Tuesday, March 25, 2008

Why I'm dysfunctional

I don't know. I don't know why I act the way I act, why I have to be the best, why I struggle with being proud when I have KNOWLEDGE, FACT, and PROOF that I am absolutely nothing. As I look back at a weekend that had the potential to change my life, and I selfishly took it and smashed it, I feel so selfish, so alone.

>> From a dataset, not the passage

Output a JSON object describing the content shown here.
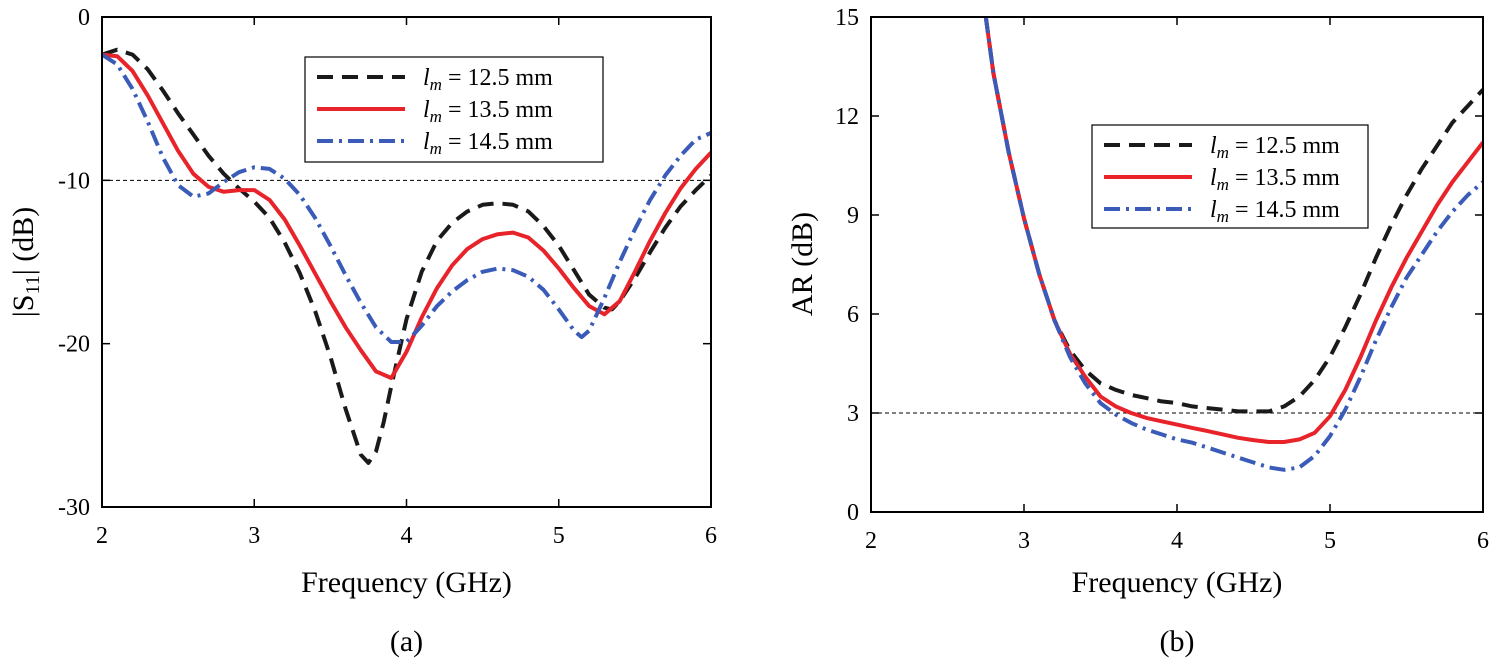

I read through Genesis and as I looked at the curse of man, after listening to a podcast and praying, I kept hearing that I'm supposed to be a cultivator. My job is to grow and improve and love and nurture everything in my life, and to do that without reward? That sucks!! My nature, all I want is to give up on things when they are hard. I want to stop trying, or to lash out. Those two responses...flesh. My inclination in almost every reaction I choose...Flesh. I NEED the transforming power of the Holy Spirit to change me. I can't do it on my own...it is absolutely impossible for ME to love and serve when it is not in my best interest...I HATE IT!!! I have that feeling where I want to throw something across the room. Like that Snickers commercial with the viking, just grunt and throw a garbage can at a car. That's what I want! Why do I have to apologize and ask for forgiveness? I have to do everything I don't want to do. I can't do it on my own.

Jesus help me, I may do it well for a day or two on my own, but without you I will fail time and time again. I need you, I need your Spirit, I need. I know that you will give me all the things necessary to succeed, so impute your righteousness. Impute your patience and love and service and nurturing nature. I cannot do it without those things, help me Lord. I want to be a man.